Considering the Decisions on the Rules of Golf has almost 600 pages of on-course situations and how to deal with them, it stands to reason some of those address extremely rare events.
If you’re looking for a conversation starter, here are several of the most unusual rulings in the book.
1. DECISION 23/6.5
If you encounter a snake during your round (and are brave enough to inspect it up close) remember this distinction: A snake that’s alive is considered an outside agency, but a snake that’s dead can be treated as a loose impediment
2. DECISION 27/6
You and your mates hit blind tee shots that seem to land in roughly the same area. Your mate finds a ball and hits his second shot. You then search for your ball, but you find his instead. You realise he hit your ball. What happens next? In matchplay, he loses the hole. In strokeplay, your mate gets a two-shot penalty and must play his ball. Because you began to search for your ball, you would have to find your friend’s ball within five minutes of the time you began searching. After five minutes, your ball would be considered lost, and you would have to put another ball into play under penalty of stroke and distance.

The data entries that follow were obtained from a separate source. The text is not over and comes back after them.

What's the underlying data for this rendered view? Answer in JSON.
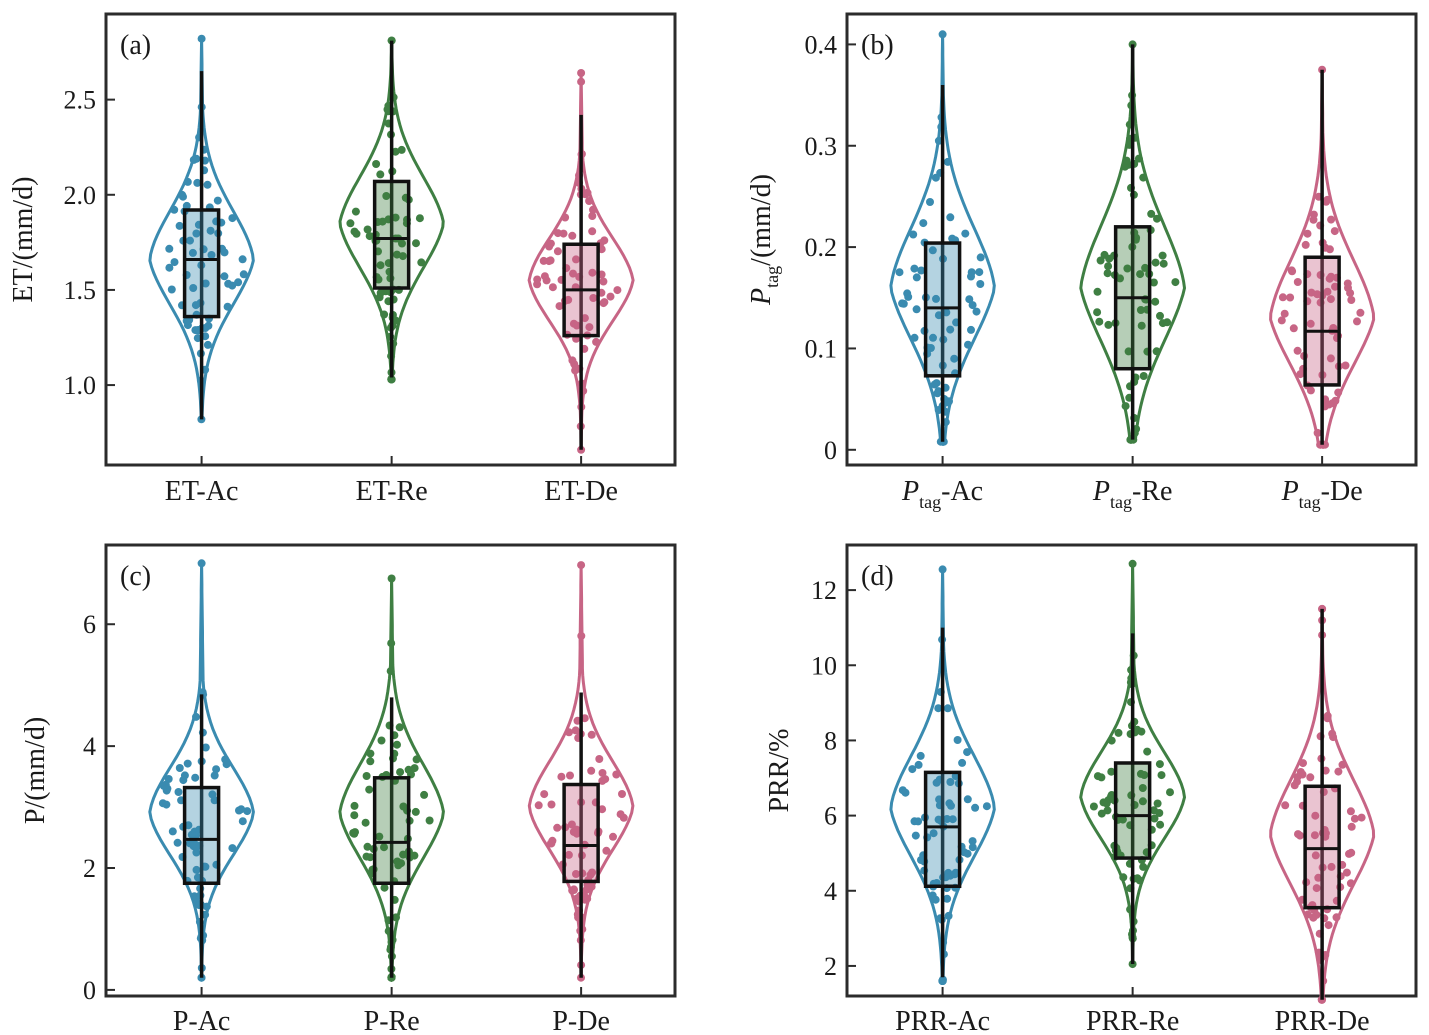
{
  "colors": {
    "Ac": "#3a8bb0",
    "Re": "#3f7f43",
    "De": "#c76585",
    "frame": "#2b2b2b",
    "box_line": "#111111"
  },
  "chart_data": [
    {
      "type": "violin",
      "panel_label": "(a)",
      "ylabel": "ET/(mm/d)",
      "ylabel_sub": "",
      "ylim": [
        0.58,
        2.95
      ],
      "yticks": [
        1.0,
        1.5,
        2.0,
        2.5
      ],
      "ytick_labels": [
        "1.0",
        "1.5",
        "2.0",
        "2.5"
      ],
      "categories": [
        {
          "prefix": "ET",
          "sub": "",
          "suffix": "-Ac"
        },
        {
          "prefix": "ET",
          "sub": "",
          "suffix": "-Re"
        },
        {
          "prefix": "ET",
          "sub": "",
          "suffix": "-De"
        }
      ],
      "series": [
        {
          "group": "Ac",
          "min": 0.82,
          "q1": 1.36,
          "median": 1.66,
          "q3": 1.92,
          "max": 2.65,
          "vmin": 0.82,
          "vmax": 2.82,
          "mode": 1.66,
          "bw": 0.55,
          "n": 70
        },
        {
          "group": "Re",
          "min": 1.04,
          "q1": 1.51,
          "median": 1.77,
          "q3": 2.07,
          "max": 2.81,
          "vmin": 1.03,
          "vmax": 2.81,
          "mode": 1.85,
          "bw": 0.55,
          "n": 70
        },
        {
          "group": "De",
          "min": 0.66,
          "q1": 1.26,
          "median": 1.5,
          "q3": 1.74,
          "max": 2.42,
          "vmin": 0.66,
          "vmax": 2.64,
          "mode": 1.55,
          "bw": 0.55,
          "n": 70
        }
      ]
    },
    {
      "type": "violin",
      "panel_label": "(b)",
      "ylabel": "P",
      "ylabel_sub": "tag",
      "ylabel_rest": "/(mm/d)",
      "ylim": [
        -0.015,
        0.43
      ],
      "yticks": [
        0,
        0.1,
        0.2,
        0.3,
        0.4
      ],
      "ytick_labels": [
        "0",
        "0.1",
        "0.2",
        "0.3",
        "0.4"
      ],
      "categories": [
        {
          "prefix": "P",
          "sub": "tag",
          "suffix": "-Ac"
        },
        {
          "prefix": "P",
          "sub": "tag",
          "suffix": "-Re"
        },
        {
          "prefix": "P",
          "sub": "tag",
          "suffix": "-De"
        }
      ],
      "series": [
        {
          "group": "Ac",
          "min": 0.008,
          "q1": 0.073,
          "median": 0.14,
          "q3": 0.204,
          "max": 0.36,
          "vmin": 0.008,
          "vmax": 0.41,
          "mode": 0.16,
          "bw": 0.55,
          "n": 70
        },
        {
          "group": "Re",
          "min": 0.01,
          "q1": 0.08,
          "median": 0.15,
          "q3": 0.22,
          "max": 0.4,
          "vmin": 0.01,
          "vmax": 0.4,
          "mode": 0.16,
          "bw": 0.55,
          "n": 70
        },
        {
          "group": "De",
          "min": 0.005,
          "q1": 0.064,
          "median": 0.117,
          "q3": 0.19,
          "max": 0.375,
          "vmin": 0.005,
          "vmax": 0.375,
          "mode": 0.13,
          "bw": 0.55,
          "n": 70
        }
      ]
    },
    {
      "type": "violin",
      "panel_label": "(c)",
      "ylabel": "P/(mm/d)",
      "ylabel_sub": "",
      "ylim": [
        -0.1,
        7.3
      ],
      "yticks": [
        0,
        2,
        4,
        6
      ],
      "ytick_labels": [
        "0",
        "2",
        "4",
        "6"
      ],
      "categories": [
        {
          "prefix": "P",
          "sub": "",
          "suffix": "-Ac"
        },
        {
          "prefix": "P",
          "sub": "",
          "suffix": "-Re"
        },
        {
          "prefix": "P",
          "sub": "",
          "suffix": "-De"
        }
      ],
      "series": [
        {
          "group": "Ac",
          "min": 0.2,
          "q1": 1.75,
          "median": 2.47,
          "q3": 3.32,
          "max": 4.85,
          "vmin": 0.2,
          "vmax": 7.0,
          "mode": 2.9,
          "bw": 0.55,
          "n": 70
        },
        {
          "group": "Re",
          "min": 0.2,
          "q1": 1.75,
          "median": 2.42,
          "q3": 3.48,
          "max": 4.8,
          "vmin": 0.2,
          "vmax": 6.75,
          "mode": 2.9,
          "bw": 0.55,
          "n": 70
        },
        {
          "group": "De",
          "min": 0.2,
          "q1": 1.78,
          "median": 2.37,
          "q3": 3.37,
          "max": 4.88,
          "vmin": 0.2,
          "vmax": 6.97,
          "mode": 3.0,
          "bw": 0.55,
          "n": 70
        }
      ]
    },
    {
      "type": "violin",
      "panel_label": "(d)",
      "ylabel": "PRR/%",
      "ylabel_sub": "",
      "ylim": [
        1.2,
        13.2
      ],
      "yticks": [
        2,
        4,
        6,
        8,
        10,
        12
      ],
      "ytick_labels": [
        "2",
        "4",
        "6",
        "8",
        "10",
        "12"
      ],
      "categories": [
        {
          "prefix": "PRR",
          "sub": "",
          "suffix": "-Ac"
        },
        {
          "prefix": "PRR",
          "sub": "",
          "suffix": "-Re"
        },
        {
          "prefix": "PRR",
          "sub": "",
          "suffix": "-De"
        }
      ],
      "series": [
        {
          "group": "Ac",
          "min": 1.7,
          "q1": 4.12,
          "median": 5.7,
          "q3": 7.15,
          "max": 11.0,
          "vmin": 1.6,
          "vmax": 12.55,
          "mode": 6.2,
          "bw": 0.55,
          "n": 70
        },
        {
          "group": "Re",
          "min": 2.05,
          "q1": 4.87,
          "median": 6.0,
          "q3": 7.4,
          "max": 10.85,
          "vmin": 2.05,
          "vmax": 12.7,
          "mode": 6.5,
          "bw": 0.55,
          "n": 70
        },
        {
          "group": "De",
          "min": 1.1,
          "q1": 3.55,
          "median": 5.12,
          "q3": 6.78,
          "max": 11.5,
          "vmin": 1.1,
          "vmax": 11.5,
          "mode": 5.5,
          "bw": 0.55,
          "n": 70
        }
      ]
    }
  ]
}
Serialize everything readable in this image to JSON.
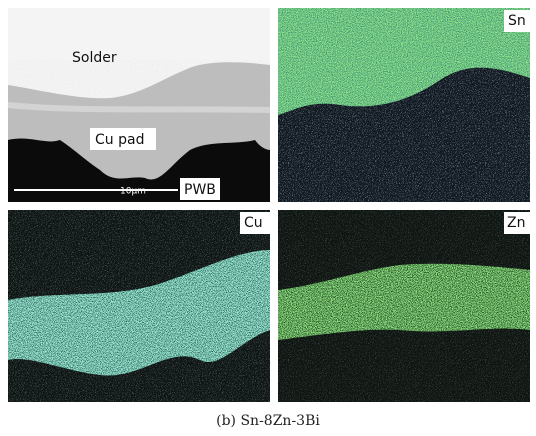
{
  "panels": {
    "sem": {
      "solder": "Solder",
      "cu_pad": "Cu pad",
      "pwb": "PWB",
      "scale_bar": "10μm"
    },
    "sn": {
      "label": "Sn"
    },
    "cu": {
      "label": "Cu"
    },
    "zn": {
      "label": "Zn"
    }
  },
  "caption": "(b) Sn-8Zn-3Bi"
}
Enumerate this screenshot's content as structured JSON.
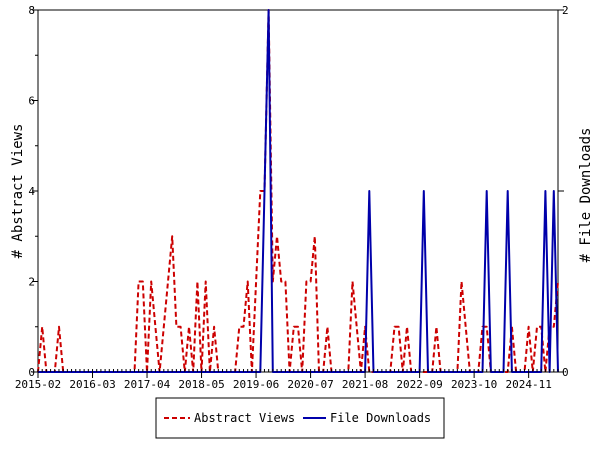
{
  "chart_data": {
    "type": "line",
    "x_tick_labels": [
      "2015-02",
      "2016-03",
      "2017-04",
      "2018-05",
      "2019-06",
      "2020-07",
      "2021-08",
      "2022-09",
      "2023-10",
      "2024-11"
    ],
    "x_range": [
      "2015-02",
      "2025-06"
    ],
    "y_left": {
      "label": "# Abstract Views",
      "ticks": [
        0,
        2,
        4,
        6,
        8
      ],
      "range": [
        0,
        8
      ]
    },
    "y_right": {
      "label": "# File Downloads",
      "ticks": [
        0,
        1,
        2
      ],
      "range": [
        0,
        2
      ]
    },
    "grid": false,
    "legend_position": "bottom",
    "series": [
      {
        "name": "Abstract Views",
        "axis": "left",
        "color": "#cc0000",
        "style": "dashed",
        "points": [
          [
            "2015-02",
            0
          ],
          [
            "2015-03",
            1
          ],
          [
            "2015-04",
            0
          ],
          [
            "2015-05",
            0
          ],
          [
            "2015-06",
            0
          ],
          [
            "2015-07",
            1
          ],
          [
            "2015-08",
            0
          ],
          [
            "2015-09",
            0
          ],
          [
            "2015-10",
            0
          ],
          [
            "2015-11",
            0
          ],
          [
            "2015-12",
            0
          ],
          [
            "2016-01",
            0
          ],
          [
            "2016-02",
            0
          ],
          [
            "2016-03",
            0
          ],
          [
            "2016-04",
            0
          ],
          [
            "2016-05",
            0
          ],
          [
            "2016-06",
            0
          ],
          [
            "2016-07",
            0
          ],
          [
            "2016-08",
            0
          ],
          [
            "2016-09",
            0
          ],
          [
            "2016-10",
            0
          ],
          [
            "2016-11",
            0
          ],
          [
            "2016-12",
            0
          ],
          [
            "2017-01",
            0
          ],
          [
            "2017-02",
            2
          ],
          [
            "2017-03",
            2
          ],
          [
            "2017-04",
            0
          ],
          [
            "2017-05",
            2
          ],
          [
            "2017-06",
            1
          ],
          [
            "2017-07",
            0
          ],
          [
            "2017-08",
            1
          ],
          [
            "2017-09",
            2
          ],
          [
            "2017-10",
            3
          ],
          [
            "2017-11",
            1
          ],
          [
            "2017-12",
            1
          ],
          [
            "2018-01",
            0
          ],
          [
            "2018-02",
            1
          ],
          [
            "2018-03",
            0
          ],
          [
            "2018-04",
            2
          ],
          [
            "2018-05",
            0
          ],
          [
            "2018-06",
            2
          ],
          [
            "2018-07",
            0
          ],
          [
            "2018-08",
            1
          ],
          [
            "2018-09",
            0
          ],
          [
            "2018-10",
            0
          ],
          [
            "2018-11",
            0
          ],
          [
            "2018-12",
            0
          ],
          [
            "2019-01",
            0
          ],
          [
            "2019-02",
            1
          ],
          [
            "2019-03",
            1
          ],
          [
            "2019-04",
            2
          ],
          [
            "2019-05",
            0
          ],
          [
            "2019-06",
            2
          ],
          [
            "2019-07",
            4
          ],
          [
            "2019-08",
            4
          ],
          [
            "2019-09",
            8
          ],
          [
            "2019-10",
            2
          ],
          [
            "2019-11",
            3
          ],
          [
            "2019-12",
            2
          ],
          [
            "2020-01",
            2
          ],
          [
            "2020-02",
            0
          ],
          [
            "2020-03",
            1
          ],
          [
            "2020-04",
            1
          ],
          [
            "2020-05",
            0
          ],
          [
            "2020-06",
            2
          ],
          [
            "2020-07",
            2
          ],
          [
            "2020-08",
            3
          ],
          [
            "2020-09",
            0
          ],
          [
            "2020-10",
            0
          ],
          [
            "2020-11",
            1
          ],
          [
            "2020-12",
            0
          ],
          [
            "2021-01",
            0
          ],
          [
            "2021-02",
            0
          ],
          [
            "2021-03",
            0
          ],
          [
            "2021-04",
            0
          ],
          [
            "2021-05",
            2
          ],
          [
            "2021-06",
            1
          ],
          [
            "2021-07",
            0
          ],
          [
            "2021-08",
            1
          ],
          [
            "2021-09",
            0
          ],
          [
            "2021-10",
            0
          ],
          [
            "2021-11",
            0
          ],
          [
            "2021-12",
            0
          ],
          [
            "2022-01",
            0
          ],
          [
            "2022-02",
            0
          ],
          [
            "2022-03",
            1
          ],
          [
            "2022-04",
            1
          ],
          [
            "2022-05",
            0
          ],
          [
            "2022-06",
            1
          ],
          [
            "2022-07",
            0
          ],
          [
            "2022-08",
            0
          ],
          [
            "2022-09",
            0
          ],
          [
            "2022-10",
            0
          ],
          [
            "2022-11",
            0
          ],
          [
            "2022-12",
            0
          ],
          [
            "2023-01",
            1
          ],
          [
            "2023-02",
            0
          ],
          [
            "2023-03",
            0
          ],
          [
            "2023-04",
            0
          ],
          [
            "2023-05",
            0
          ],
          [
            "2023-06",
            0
          ],
          [
            "2023-07",
            2
          ],
          [
            "2023-08",
            1
          ],
          [
            "2023-09",
            0
          ],
          [
            "2023-10",
            0
          ],
          [
            "2023-11",
            0
          ],
          [
            "2023-12",
            1
          ],
          [
            "2024-01",
            1
          ],
          [
            "2024-02",
            0
          ],
          [
            "2024-03",
            0
          ],
          [
            "2024-04",
            0
          ],
          [
            "2024-05",
            0
          ],
          [
            "2024-06",
            0
          ],
          [
            "2024-07",
            1
          ],
          [
            "2024-08",
            0
          ],
          [
            "2024-09",
            0
          ],
          [
            "2024-10",
            0
          ],
          [
            "2024-11",
            1
          ],
          [
            "2024-12",
            0
          ],
          [
            "2025-01",
            1
          ],
          [
            "2025-02",
            1
          ],
          [
            "2025-03",
            0
          ],
          [
            "2025-04",
            1
          ],
          [
            "2025-05",
            1
          ],
          [
            "2025-06",
            2
          ]
        ]
      },
      {
        "name": "File Downloads",
        "axis": "right",
        "color": "#0000aa",
        "style": "solid",
        "points": [
          [
            "2015-02",
            0
          ],
          [
            "2019-07",
            0
          ],
          [
            "2019-08",
            1
          ],
          [
            "2019-09",
            2
          ],
          [
            "2019-10",
            0
          ],
          [
            "2021-08",
            0
          ],
          [
            "2021-09",
            1
          ],
          [
            "2021-10",
            0
          ],
          [
            "2022-09",
            0
          ],
          [
            "2022-10",
            1
          ],
          [
            "2022-11",
            0
          ],
          [
            "2023-12",
            0
          ],
          [
            "2024-01",
            1
          ],
          [
            "2024-02",
            0
          ],
          [
            "2024-05",
            0
          ],
          [
            "2024-06",
            1
          ],
          [
            "2024-07",
            0
          ],
          [
            "2025-02",
            0
          ],
          [
            "2025-03",
            1
          ],
          [
            "2025-04",
            0
          ],
          [
            "2025-05",
            1
          ],
          [
            "2025-06",
            0
          ]
        ]
      }
    ]
  }
}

3. DECISIONS 26-1/7 & 26-1/8
If you hit a shot into a water hazard and the ball flows out-of-bounds, the ball is out-of-bounds. Conversely, if you hit your shot out-of-bounds, and it flows back onto the course, it’s in play.
4. DECISION 13-2/32
Even if a wall looks ready to collapse, you can’t improve your line of play by removing loose stones from it. It’s a two-shot penalty in strokeplay and loss of hole in a match.
5. DECISION 1-2/10
If you have to play a shot near a cactus, and you’re worried about getting pricked by needles, you may pad your body with a towel as long as you don’t violate Rule 13-2 (fairly taking a stance). But you can’t cover the cactus with the towel. The penalty is two shots in strokeplay or loss of hole in matchplay.
6. DECISION 24-2b/14
You look on in horror as your tee shot caroms off a tree and bounces inside the clubhouse. Good news: So long as the building is not considered out-of-bounds, one of your options could be to open a window and hit your next shot outside. Similarly, if your shot somehow wound up inside a barn that wasn’t out-of-bounds, you could open the barn doors to hit it out.
7. DECISION 1-4/3
If someone impales a flagstick into the green away from the actual hole, you don’t get to replay your shot if you unknowingly play towards the flagstick. Your shot stands.
8. DECISION 23/3
A half-eaten apple found in a bunker is a loose impediment and cannot be removed before you play your shot from the sand. It doesn’t matter that there are no apple trees anywhere on the course, or that you’re certain it was left there by another golfer. It’s a natural object, and because it’s a natural object, it’s a loose impediment.
9. DECISION 14-3/16
You can’t use a device during the round to calculate the effective distance between two points (factoring in wind or elevation). But you can use one to determine what a 10 per cent increase in distnace means or for converting yards to metres.